À Marseille, la gestion des pentes est dictée par une géologie complexe mêlant calcaires fracturés de l'Urgonien et marnes sensibles au retrait-gonflement. Toute intervention sur un terrain en déclivité exige une analyse de stabilité des pentes rigoureuse, conforme aux Eurocodes 7 et 8, intégrant la sismicité modérée de la zone. Le risque de glissement ou d'éboulement, accentué par les épisodes méditerranéens intenses, impose des reconnaissances géotechniques précises pour dimensionner des solutions pérennes comme les conceptions d'ancrages actifs et passifs.

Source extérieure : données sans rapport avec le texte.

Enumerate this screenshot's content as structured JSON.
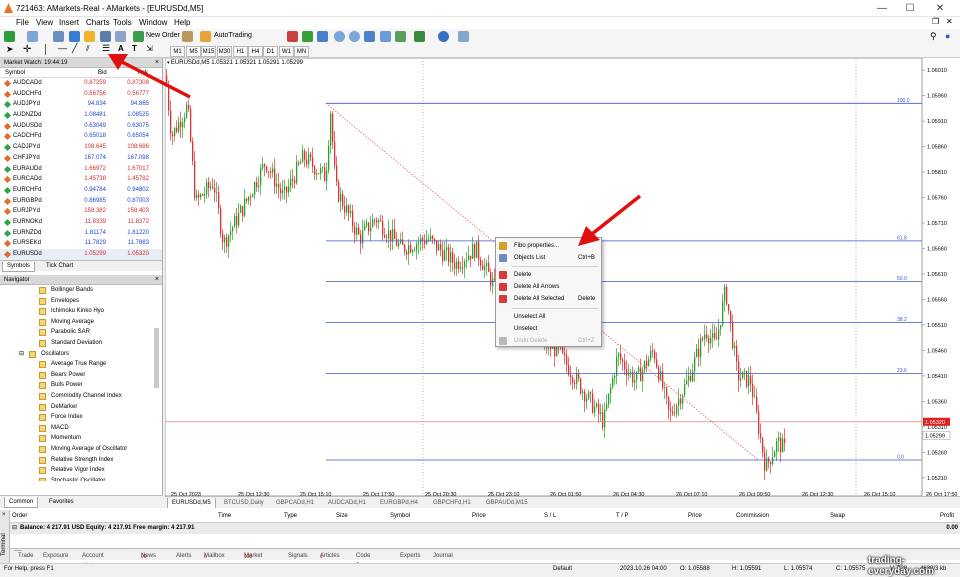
{
  "window": {
    "title": "721463: AMarkets-Real - AMarkets - [EURUSDd,M5]",
    "controls": [
      "—",
      "☐",
      "✕"
    ]
  },
  "menu": [
    "File",
    "View",
    "Insert",
    "Charts",
    "Tools",
    "Window",
    "Help"
  ],
  "toolbar": {
    "new_order": "New Order",
    "autotrading": "AutoTrading",
    "timeframes": [
      "M1",
      "M5",
      "M15",
      "M30",
      "H1",
      "H4",
      "D1",
      "W1",
      "MN"
    ]
  },
  "market_watch": {
    "title": "Market Watch: 19:44:19",
    "columns": [
      "Symbol",
      "Bid",
      "Ask"
    ],
    "rows": [
      {
        "symbol": "AUDCADd",
        "bid": "0.87259",
        "ask": "0.87308",
        "color": "#d62b2b"
      },
      {
        "symbol": "AUDCHFd",
        "bid": "0.56756",
        "ask": "0.56777",
        "color": "#d62b2b"
      },
      {
        "symbol": "AUDJPYd",
        "bid": "94.834",
        "ask": "94.865",
        "color": "#2147d8"
      },
      {
        "symbol": "AUDNZDd",
        "bid": "1.08481",
        "ask": "1.08525",
        "color": "#2147d8"
      },
      {
        "symbol": "AUDUSDd",
        "bid": "0.63049",
        "ask": "0.63075",
        "color": "#2147d8"
      },
      {
        "symbol": "CADCHFd",
        "bid": "0.65018",
        "ask": "0.65054",
        "color": "#2147d8"
      },
      {
        "symbol": "CADJPYd",
        "bid": "108.645",
        "ask": "108.686",
        "color": "#d62b2b"
      },
      {
        "symbol": "CHFJPYd",
        "bid": "167.074",
        "ask": "167.098",
        "color": "#2147d8"
      },
      {
        "symbol": "EURAUDd",
        "bid": "1.66972",
        "ask": "1.67017",
        "color": "#d62b2b"
      },
      {
        "symbol": "EURCADd",
        "bid": "1.45738",
        "ask": "1.45782",
        "color": "#d62b2b"
      },
      {
        "symbol": "EURCHFd",
        "bid": "0.94784",
        "ask": "0.94802",
        "color": "#2147d8"
      },
      {
        "symbol": "EURGBPd",
        "bid": "0.86985",
        "ask": "0.87003",
        "color": "#2147d8"
      },
      {
        "symbol": "EURJPYd",
        "bid": "158.382",
        "ask": "158.403",
        "color": "#d62b2b"
      },
      {
        "symbol": "EURNOKd",
        "bid": "11.8339",
        "ask": "11.8372",
        "color": "#d62b2b"
      },
      {
        "symbol": "EURNZDd",
        "bid": "1.81174",
        "ask": "1.81220",
        "color": "#2147d8"
      },
      {
        "symbol": "EURSEKd",
        "bid": "11.7829",
        "ask": "11.7883",
        "color": "#2147d8"
      },
      {
        "symbol": "EURUSDd",
        "bid": "1.05299",
        "ask": "1.05320",
        "color": "#d62b2b"
      }
    ],
    "tabs": [
      "Symbols",
      "Tick Chart"
    ]
  },
  "navigator": {
    "title": "Navigator",
    "items": [
      "Bollinger Bands",
      "Envelopes",
      "Ichimoku Kinko Hyo",
      "Moving Average",
      "Parabolic SAR",
      "Standard Deviation"
    ],
    "group": "Oscillators",
    "oscillators": [
      "Average True Range",
      "Bears Power",
      "Bulls Power",
      "Commodity Channel Index",
      "DeMarker",
      "Force Index",
      "MACD",
      "Momentum",
      "Moving Average of Oscillator",
      "Relative Strength Index",
      "Relative Vigor Index",
      "Stochastic Oscillator"
    ],
    "tabs": [
      "Common",
      "Favorites"
    ]
  },
  "chart": {
    "header": "EURUSDd,M5  1.05321 1.05321 1.05291 1.05299",
    "price_labels": [
      "1.06010",
      "1.05960",
      "1.05910",
      "1.05860",
      "1.05810",
      "1.05760",
      "1.05710",
      "1.05660",
      "1.05610",
      "1.05560",
      "1.05510",
      "1.05460",
      "1.05410",
      "1.05360",
      "1.05310",
      "1.05260",
      "1.05210"
    ],
    "time_labels": [
      "25 Oct 2023",
      "25 Oct 12:30",
      "25 Oct 15:10",
      "25 Oct 17:50",
      "25 Oct 20:30",
      "25 Oct 23:10",
      "26 Oct 01:50",
      "26 Oct 04:30",
      "26 Oct 07:10",
      "26 Oct 09:50",
      "26 Oct 12:30",
      "26 Oct 15:10",
      "26 Oct 17:50"
    ],
    "fibo_levels": [
      "100.0",
      "61.8",
      "50.0",
      "38.2",
      "23.6",
      "0.0"
    ],
    "bid_price": "1.05320",
    "ask_price": "1.05299",
    "tabs": [
      "EURUSDd,M5",
      "BTCUSD,Daily",
      "GBPCADd,H1",
      "AUDCADd,H1",
      "EURGBPd,H4",
      "GBPCHFd,H1",
      "GBPAUDd,M15"
    ]
  },
  "context_menu": {
    "items": [
      {
        "label": "Fibo properties...",
        "key": "",
        "icon": "fibo-properties-icon"
      },
      {
        "label": "Objects List",
        "key": "Ctrl+B",
        "icon": "objects-list-icon"
      },
      {
        "label": "Delete",
        "key": "",
        "icon": "delete-icon"
      },
      {
        "label": "Delete All Arrows",
        "key": "",
        "icon": "delete-arrows-icon"
      },
      {
        "label": "Delete All Selected",
        "key": "Delete",
        "icon": "delete-selected-icon"
      },
      {
        "label": "Unselect All",
        "key": "",
        "icon": ""
      },
      {
        "label": "Unselect",
        "key": "",
        "icon": ""
      },
      {
        "label": "Undo Delete",
        "key": "Ctrl+Z",
        "icon": "undo-icon"
      }
    ]
  },
  "terminal": {
    "side_label": "Terminal",
    "columns": [
      "Order",
      "Time",
      "Type",
      "Size",
      "Symbol",
      "Price",
      "S / L",
      "T / P",
      "Price",
      "Commission",
      "Swap",
      "Profit"
    ],
    "balance": "Balance: 4 217.91 USD  Equity: 4 217.91  Free margin: 4 217.91",
    "profit": "0.00",
    "tabs": [
      {
        "label": "Trade",
        "badge": ""
      },
      {
        "label": "Exposure",
        "badge": ""
      },
      {
        "label": "Account History",
        "badge": ""
      },
      {
        "label": "News",
        "badge": "99"
      },
      {
        "label": "Alerts",
        "badge": ""
      },
      {
        "label": "Mailbox",
        "badge": "6"
      },
      {
        "label": "Market",
        "badge": "103"
      },
      {
        "label": "Signals",
        "badge": ""
      },
      {
        "label": "Articles",
        "badge": "1"
      },
      {
        "label": "Code Base",
        "badge": ""
      },
      {
        "label": "Experts",
        "badge": ""
      },
      {
        "label": "Journal",
        "badge": ""
      }
    ]
  },
  "status": {
    "help": "For Help, press F1",
    "profile": "Default",
    "datetime": "2023.10.26 04:00",
    "open": "O: 1.05588",
    "high": "H: 1.05591",
    "low": "L: 1.05574",
    "close": "C: 1.05575",
    "volume": "V: 228",
    "traffic": "4639/3 kb"
  },
  "watermark": "trading-everyday.com",
  "colors": {
    "bull": "#2aa12a",
    "bear": "#e03030",
    "fibo_line": "#3f57c9",
    "grid": "#e6e6e6",
    "arrow": "#e01010"
  }
}
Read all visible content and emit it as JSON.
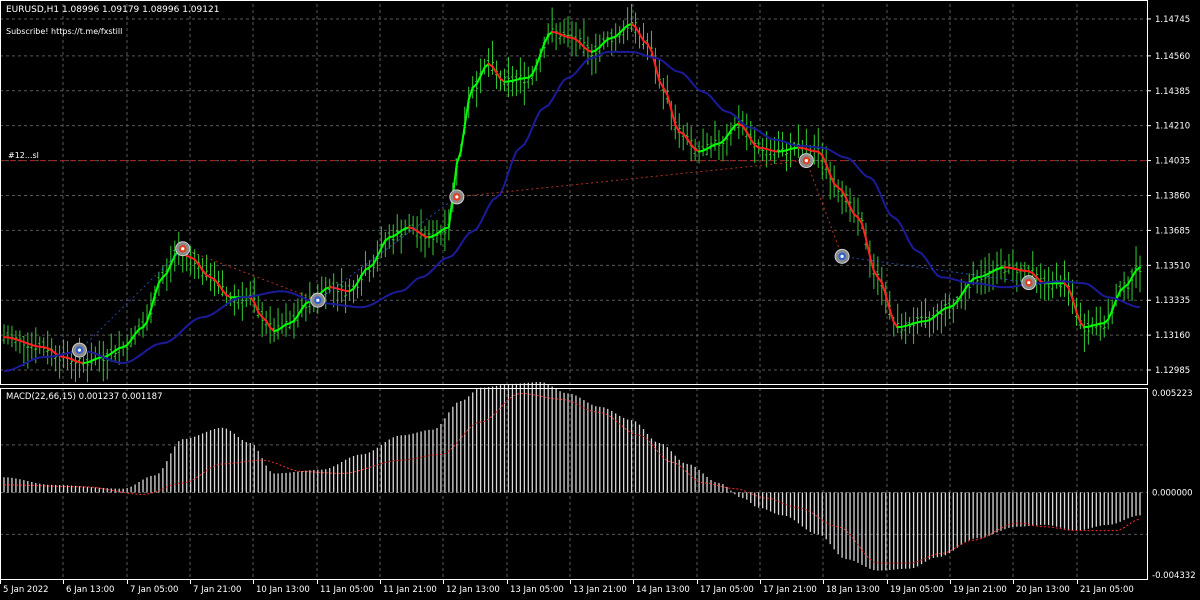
{
  "header": {
    "symbol_line": "EURUSD,H1  1.08996 1.09179 1.08996 1.09121",
    "subscribe_text": "Subscribe! https://t.me/fxstill"
  },
  "level": {
    "label": "#12...sl",
    "price": 1.14035
  },
  "colors": {
    "background": "#000000",
    "grid": "#5a5a5a",
    "bars": "#33cc33",
    "up_line": "#00ff00",
    "down_line": "#ff2020",
    "ma": "#1b1b9a",
    "macd_hist": "#d8d8d8",
    "signal": "#ff3030",
    "level": "#b02020",
    "sell_marker": "#e04020",
    "buy_marker": "#3060d0"
  },
  "chart_data": [
    {
      "type": "line",
      "title": "EURUSD,H1",
      "ylim": [
        1.1291,
        1.1482
      ],
      "y_ticks": [
        1.14745,
        1.1456,
        1.14385,
        1.1421,
        1.14035,
        1.1386,
        1.13685,
        1.1351,
        1.13335,
        1.1316,
        1.12985
      ],
      "y_tick_labels": [
        "1.14745",
        "1.14560",
        "1.14385",
        "1.14210",
        "1.14035",
        "1.13860",
        "1.13685",
        "1.13510",
        "1.13335",
        "1.13160",
        "1.12985"
      ],
      "x_ticks": [
        "5 Jan 2022",
        "6 Jan 13:00",
        "7 Jan 05:00",
        "7 Jan 21:00",
        "10 Jan 13:00",
        "11 Jan 05:00",
        "11 Jan 21:00",
        "12 Jan 13:00",
        "13 Jan 05:00",
        "13 Jan 21:00",
        "14 Jan 13:00",
        "17 Jan 05:00",
        "17 Jan 21:00",
        "18 Jan 13:00",
        "19 Jan 05:00",
        "19 Jan 21:00",
        "20 Jan 13:00",
        "21 Jan 05:00"
      ],
      "x_tick_index": [
        0,
        16,
        32,
        48,
        64,
        80,
        96,
        112,
        128,
        144,
        160,
        176,
        192,
        208,
        224,
        240,
        256,
        272
      ],
      "n_bars": 287,
      "series": [
        {
          "key": "smooth_price",
          "knots_index": [
            0,
            10,
            15,
            20,
            25,
            30,
            35,
            40,
            44,
            47,
            52,
            57,
            62,
            65,
            68,
            72,
            77,
            82,
            87,
            92,
            97,
            102,
            107,
            112,
            114,
            118,
            122,
            126,
            132,
            138,
            143,
            148,
            153,
            158,
            162,
            166,
            170,
            175,
            180,
            185,
            190,
            195,
            200,
            205,
            210,
            215,
            220,
            225,
            232,
            238,
            245,
            252,
            258,
            262,
            267,
            272,
            277,
            282,
            286
          ],
          "knots_value": [
            1.1315,
            1.131,
            1.1305,
            1.1302,
            1.1305,
            1.131,
            1.132,
            1.1345,
            1.1358,
            1.1355,
            1.1345,
            1.1335,
            1.1335,
            1.1325,
            1.1318,
            1.1322,
            1.1333,
            1.134,
            1.1338,
            1.135,
            1.1365,
            1.137,
            1.1365,
            1.137,
            1.1402,
            1.144,
            1.1452,
            1.1443,
            1.1445,
            1.1468,
            1.1465,
            1.1458,
            1.1465,
            1.1472,
            1.1462,
            1.144,
            1.1418,
            1.1408,
            1.1412,
            1.1422,
            1.141,
            1.1408,
            1.141,
            1.1408,
            1.139,
            1.1375,
            1.1345,
            1.132,
            1.1323,
            1.133,
            1.1345,
            1.135,
            1.1348,
            1.1342,
            1.1342,
            1.132,
            1.1322,
            1.134,
            1.135
          ]
        },
        {
          "key": "moving_average",
          "knots_index": [
            0,
            10,
            20,
            30,
            40,
            50,
            60,
            70,
            80,
            90,
            100,
            105,
            112,
            118,
            124,
            130,
            136,
            142,
            148,
            152,
            158,
            164,
            170,
            176,
            182,
            188,
            194,
            200,
            206,
            212,
            218,
            224,
            230,
            236,
            244,
            252,
            260,
            266,
            272,
            278,
            286
          ],
          "knots_value": [
            1.1298,
            1.1305,
            1.1308,
            1.1302,
            1.1312,
            1.1325,
            1.1335,
            1.1338,
            1.1332,
            1.133,
            1.1338,
            1.1345,
            1.1355,
            1.1368,
            1.1385,
            1.141,
            1.143,
            1.1445,
            1.1455,
            1.1458,
            1.1458,
            1.1455,
            1.1448,
            1.1438,
            1.1428,
            1.142,
            1.1414,
            1.1411,
            1.141,
            1.1405,
            1.1395,
            1.1375,
            1.1358,
            1.1345,
            1.1342,
            1.134,
            1.1342,
            1.1343,
            1.1342,
            1.1335,
            1.133
          ]
        }
      ],
      "markers": [
        {
          "kind": "buy",
          "index": 19,
          "value": 1.13085
        },
        {
          "kind": "sell",
          "index": 45,
          "value": 1.13593
        },
        {
          "kind": "buy",
          "index": 79,
          "value": 1.13335
        },
        {
          "kind": "sell",
          "index": 114,
          "value": 1.13853
        },
        {
          "kind": "sell",
          "index": 202,
          "value": 1.14035
        },
        {
          "kind": "buy",
          "index": 211,
          "value": 1.13555
        },
        {
          "kind": "sell",
          "index": 258,
          "value": 1.13423
        }
      ]
    },
    {
      "type": "bar",
      "title": "MACD(22,66,15) 0.001237 0.001187",
      "ylim": [
        -0.004332,
        0.005223
      ],
      "y_ticks": [
        0.005223,
        0.0,
        -0.004332
      ],
      "y_tick_labels": [
        "0.005223",
        "0.000000",
        "-0.004332"
      ],
      "series": [
        {
          "key": "macd_hist",
          "knots_index": [
            0,
            12,
            30,
            38,
            45,
            55,
            62,
            68,
            80,
            90,
            100,
            108,
            115,
            120,
            128,
            135,
            142,
            150,
            158,
            165,
            172,
            180,
            186,
            190,
            196,
            205,
            212,
            220,
            228,
            235,
            245,
            255,
            262,
            270,
            278,
            286
          ],
          "knots_value": [
            0.0008,
            0.0004,
            0.0002,
            0.0009,
            0.0028,
            0.0034,
            0.0026,
            0.001,
            0.0012,
            0.002,
            0.003,
            0.0033,
            0.0048,
            0.0055,
            0.0057,
            0.0058,
            0.0052,
            0.0045,
            0.0038,
            0.0026,
            0.0015,
            0.0005,
            -0.0003,
            -0.0008,
            -0.0012,
            -0.0022,
            -0.0035,
            -0.0041,
            -0.004,
            -0.0034,
            -0.0024,
            -0.0018,
            -0.0017,
            -0.002,
            -0.0017,
            -0.0012
          ]
        },
        {
          "key": "signal",
          "knots_index": [
            0,
            20,
            35,
            45,
            55,
            65,
            75,
            85,
            100,
            110,
            120,
            130,
            140,
            150,
            160,
            168,
            176,
            184,
            192,
            200,
            210,
            220,
            228,
            236,
            244,
            255,
            262,
            270,
            280,
            286
          ],
          "knots_value": [
            0.0004,
            0.0003,
            -0.0001,
            0.0005,
            0.0015,
            0.0017,
            0.0011,
            0.001,
            0.0017,
            0.002,
            0.0037,
            0.0052,
            0.0049,
            0.0042,
            0.003,
            0.0016,
            0.0005,
            0.0002,
            -0.0003,
            -0.0008,
            -0.0018,
            -0.0037,
            -0.0037,
            -0.0032,
            -0.0025,
            -0.0016,
            -0.0018,
            -0.002,
            -0.002,
            -0.0014
          ]
        }
      ]
    }
  ]
}
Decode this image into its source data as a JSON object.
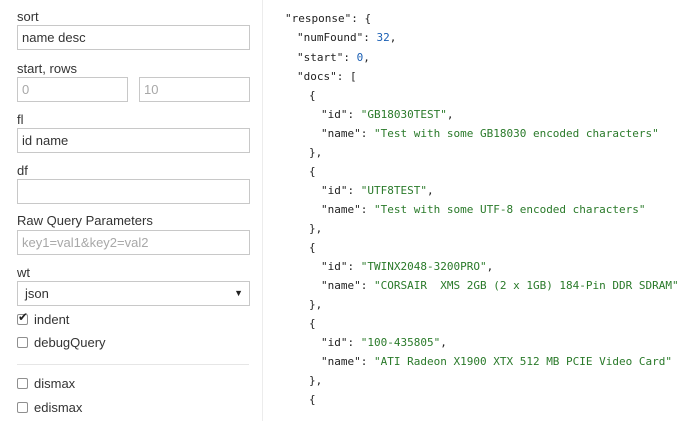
{
  "form": {
    "sort_label": "sort",
    "sort_value": "name desc",
    "start_rows_label": "start, rows",
    "start_placeholder": "0",
    "rows_placeholder": "10",
    "fl_label": "fl",
    "fl_value": "id name",
    "df_label": "df",
    "df_value": "",
    "raw_label": "Raw Query Parameters",
    "raw_placeholder": "key1=val1&key2=val2",
    "wt_label": "wt",
    "wt_value": "json",
    "indent_label": "indent",
    "indent_checked": true,
    "debug_label": "debugQuery",
    "debug_checked": false,
    "dismax_label": "dismax",
    "dismax_checked": false,
    "edismax_label": "edismax",
    "edismax_checked": false
  },
  "response": {
    "numFound": "32",
    "start": "0",
    "docs": [
      {
        "id": "GB18030TEST",
        "name": "Test with some GB18030 encoded characters"
      },
      {
        "id": "UTF8TEST",
        "name": "Test with some UTF-8 encoded characters"
      },
      {
        "id": "TWINX2048-3200PRO",
        "name": "CORSAIR  XMS 2GB (2 x 1GB) 184-Pin DDR SDRAM"
      },
      {
        "id": "100-435805",
        "name": "ATI Radeon X1900 XTX 512 MB PCIE Video Card"
      }
    ]
  }
}
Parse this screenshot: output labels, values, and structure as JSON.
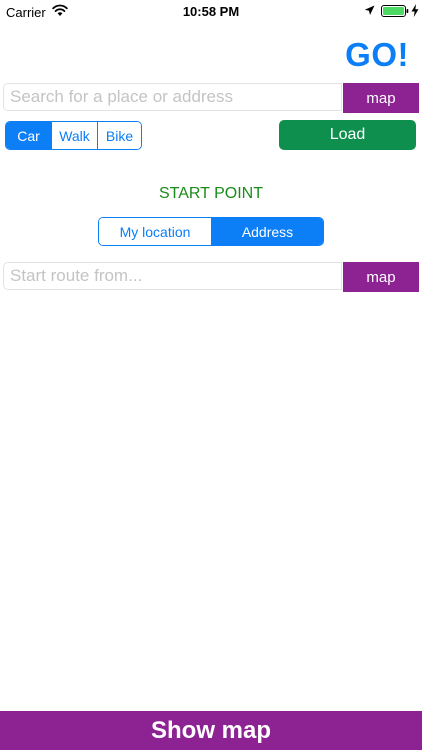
{
  "status_bar": {
    "carrier": "Carrier",
    "time": "10:58 PM",
    "icons": [
      "wifi-icon",
      "location-arrow-icon",
      "battery-icon",
      "charging-bolt-icon"
    ]
  },
  "header": {
    "title": "GO!",
    "title_color": "#0c7ef6"
  },
  "search": {
    "placeholder": "Search for a place or address",
    "value": "",
    "map_button_label": "map"
  },
  "transport_modes": {
    "items": [
      {
        "label": "Car",
        "selected": true
      },
      {
        "label": "Walk",
        "selected": false
      },
      {
        "label": "Bike",
        "selected": false
      }
    ]
  },
  "load_button": {
    "label": "Load",
    "color": "#0f8f4d"
  },
  "start_point": {
    "title": "START POINT",
    "title_color": "#1a8a1a",
    "options": [
      {
        "label": "My location",
        "selected": false
      },
      {
        "label": "Address",
        "selected": true
      }
    ],
    "route_placeholder": "Start route from...",
    "route_value": "",
    "map_button_label": "map"
  },
  "footer": {
    "show_map_label": "Show map"
  },
  "colors": {
    "accent_blue": "#0c7ef6",
    "map_purple": "#8d2293",
    "load_green": "#0f8f4d"
  }
}
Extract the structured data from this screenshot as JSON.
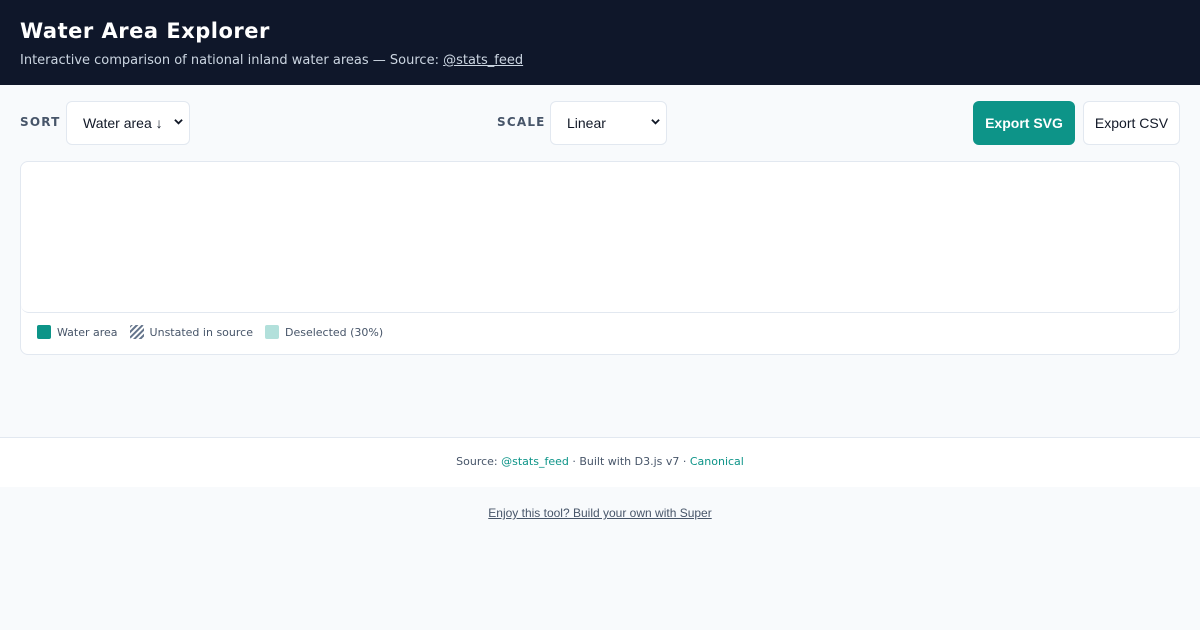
{
  "header": {
    "title": "Water Area Explorer",
    "subtitle_prefix": "Interactive comparison of national inland water areas — Source: ",
    "source_link": "@stats_feed"
  },
  "controls": {
    "sort_label": "SORT",
    "sort_value": "Water area ↓",
    "scale_label": "SCALE",
    "scale_value": "Linear",
    "export_svg": "Export SVG",
    "export_csv": "Export CSV"
  },
  "legend": {
    "items": [
      {
        "label": "Water area",
        "color": "#0d9488"
      },
      {
        "label": "Unstated in source",
        "color": "hatched"
      },
      {
        "label": "Deselected (30%)",
        "color": "#b2e0db"
      }
    ]
  },
  "footer": {
    "prefix": "Source: ",
    "source_link": "@stats_feed",
    "middle": " · Built with D3.js v7 · ",
    "canonical_link": "Canonical"
  },
  "promo": {
    "text": "Enjoy this tool? Build your own with Super"
  },
  "colors": {
    "header_bg": "#0f172a",
    "accent": "#0d9488",
    "page_bg": "#f8fafc"
  }
}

Ces études sont indispensables pour sécuriser les voiries en corniche, les programmes immobiliers en restanque ou les bassins de rétention. La stabilisation de talus naturels et artificiels s'appuie fréquemment sur la conception de murs de soutènement, qu'ils soient poids, cantilever ou en sol renforcé. La maîtrise des eaux souterraines et du drainage conditionne la pérennité de chaque ouvrage dans ce relief urbanisé caractéristique.
Un ancrage mal dimensionné dans les calcaires karstifiés de Marseille, c'est une paroi qui travaille en flexion au lieu de travailler en traction.
Méthodologie et portée
Considérations locales
Un chantier rue de Rome, à deux pas du Vieux-Port, nous a rappelé une règle de base. La fouille descendait à 9 mètres pour un parking souterrain, avec une paroi berlinoise ancrée. Les premiers tirs d'essai montraient une résistance convenable, mais deux tirants sur quinze ont commencé à fluer anormalement lors de la mise en tension. L'investigation a révélé une intercalation d'argile saturée non détectée par les seuls sondages pressionmétriques. On a dû redimensionner la nappe d'ancrages en allongeant le scellement dans le calcaire sous-jacent. À Marseille, ignorer les contrastes de rigidité entre les marnes et les bancs calcaires, c'est s'exposer à une rupture par cisaillement le long de l'interface. Le risque de glissement de talus est particulièrement critique dans le quartier de la Treille, où les pentes sont fortes et les circulations d'eau souterraine intenses en hiver.
Normes applicables
NF EN 1997-1:2005 - Eurocode 7 : Calcul géotechnique, NF P 94-153 - Essai statique de tirant d'ancrage, NF EN 1537:2013 - Exécution des travaux géotechniques spéciaux - Tirants d'ancrage, CCTG Fascicule 68 - Exécution des travaux de fondation des ouvrages de génie civil, Recommandations TA 2020 (CFMS) - Tirants d'ancrage
Services techniques associés
Conception d'ancrages actifs et passifs
Dimensionnement des tirants précontraints ou passifs selon l'Eurocode 7, incluant la détermination du frottement latéral unitaire qs à partir des essais pressiométriques, l'analyse de la stabilité d'ensemble, et la définition des protocoles d'injection IGU ou IRS. Rapport de calcul avec note d'hypothèses détaillée pour le bureau de contrôle.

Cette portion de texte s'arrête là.